Thanks for your many emails. Here’s one I empathize with:
I had to take a class at the College of NJ called … hmmm… ah … SET (Science, Ethics, and Technology). A truly liberal-ating experience it was. During the Semester, a speaker was to give a lecture on the modern state. After the usual accolades, he began his lecture with his first point, “The final and greatest evolution of government is communism.” He later moved on to say that Gulf War I was pushed by the military to test newly developed weapons. Well I paid too much money and spent too much time in the military at Ft. Bragg to take his rhetoric any longer. I asked him openly “If communism is sooo great why did its bastion implode?” On the Gulf War point, I told him it was baseless and I didn’t think he knew what he was talking about. Anyway the rest of the semester I was attacked almost at every turn by brainwashed classmates. It didn’t matter. I got an A-. To the conservative students: do your homework; read ahead so they can’t trap you in an argument that they prepared throughout the 60’s and 70’s for.”
That’s good advice. But then you never know when it’s going to come flying at you:
This past fall term at the University of Oregon, I was taking a Brazillian Jiu-Jitsu class. The teacher decided that on Columbus Day, he would give the class a huge lecture on how evil it was for our government to celebrate a man who not only is to blame for the extinction of countless Native American cultures, but is indirectly a cause of Hitler’s Holocaust. This went on for an entire class, and at one point he even made a comparision of Bush to Hitler using what Bush was doing in the Middle East as his justification for that. This led to a diatribe on the evils of capitalism and the Oil Industry. Before that class session, I always thought that Brazillian Jiu-Jitsu was just about grapple-style fighting, little did I realize that if I were to be a true Brazillian Jiu-Jitsu artist I would have to battle the evils of genocide and capitalism as well.

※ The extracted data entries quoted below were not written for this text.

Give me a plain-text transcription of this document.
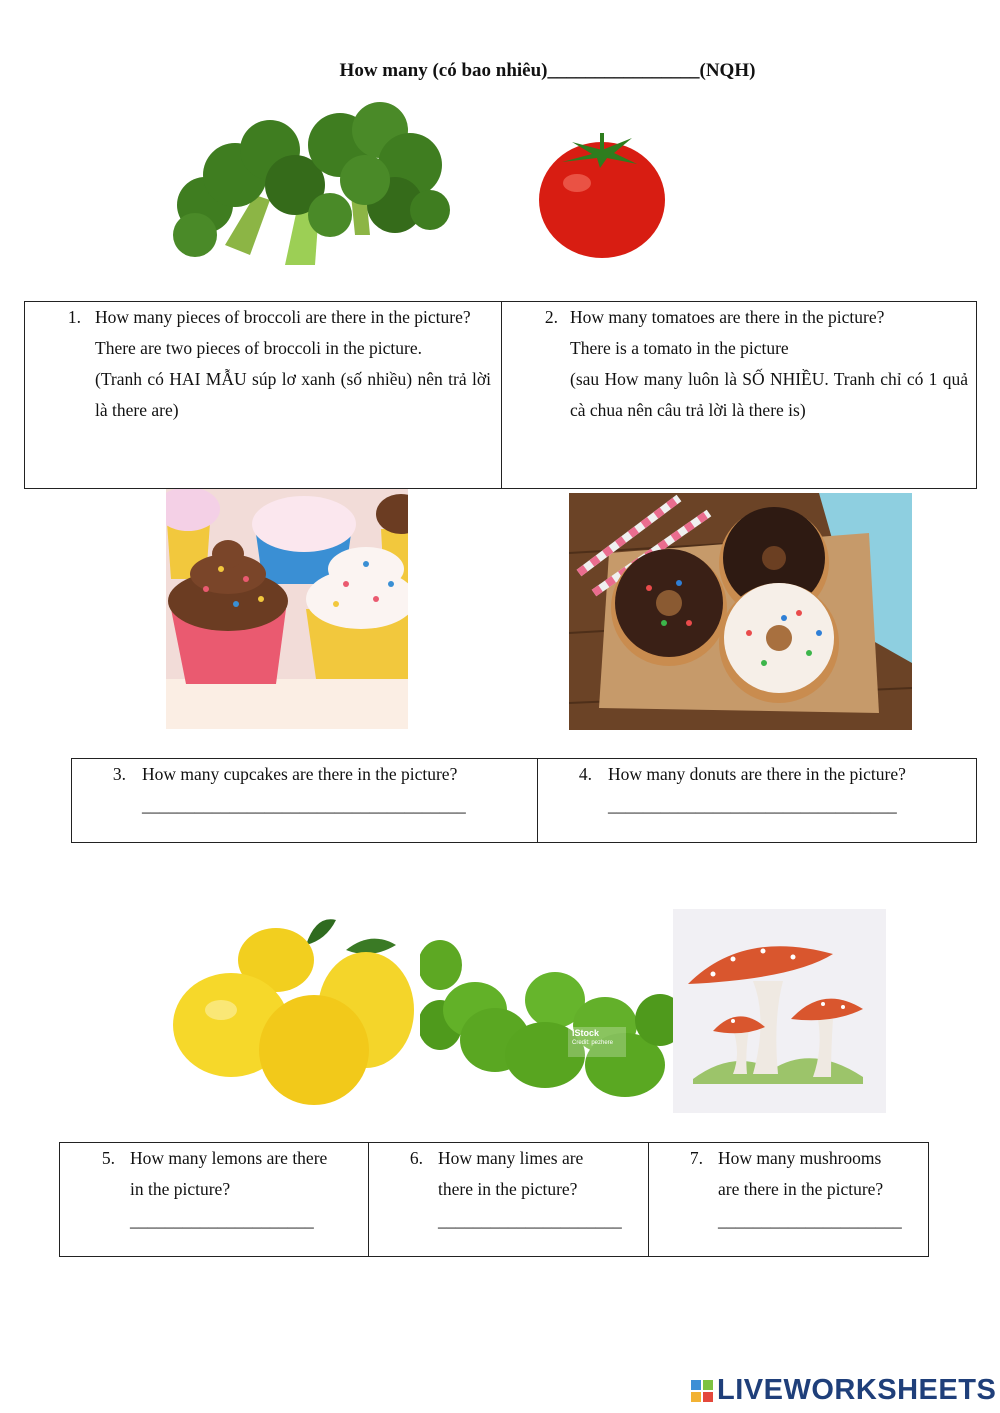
How many (có bao nhiêu)________________(NQH)
1. How many pieces of broccoli are there in the picture?
There are two pieces of broccoli in the picture.
(Tranh có HAI MẪU súp lơ xanh (số nhiều) nên trả lời là there are)

2. How many tomatoes are there in the picture?
There is a tomato in the picture
(sau How many luôn là SỐ NHIỀU. Tranh chỉ có 1 quả cà chua nên câu trả lời là there is)
3. How many cupcakes are there in the picture?
_____________________________________

4. How many donuts are there in the picture?
_________________________________
iStock
Credit: pezhere
5. How many lemons are there
in the picture?
_____________________

6. How many limes are
there in the picture?
_____________________

7. How many mushrooms
are there in the picture?
_____________________
LIVEWORKSHEETS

And then there’s simple social bias, which in previous times, we’d have called snobbery:
The professor was explaining to her grad students — presumably all of like mind and background of course — that blue collar workers like police officers were a rather sad lot since they possessed little respect for formal education and consequently destined their children to a similar “fate” by failing to instill an adequate appreciation of higher learning and the personal and social benefits to be accrued from it. When I assured her that this was not the case seeing as my own father was a street cop who wanted his son to have more career opportunities, she was absolutely flabbergasted (and somewhat contrite, I like to think.) I couldn’t resist turning the screws a little by informing her that he had also earned a Masters degree while on the force. Since I was at one of the more prestigious universities, I eventually grew accustomed to the occasional disparaging remark directed at those who have to dirty their hands for a living, but whenever someone raised the topic I always remembered that time when my father took me to Dunkin’ Donuts after his shift (there’s some truth in stereotypes, of course). A member of some pacifist sect approached my father and said sanctimoniously, “I used to be a police officer once, and then I put down my gun.” My father replied calmly, “And the only reason you could do that is because I won’t.”
Reminds me of president Bush in Iraq. I’ve been overwhelmed with responses, so please only send some more if they’re really memorable. I find them all revealing in different ways.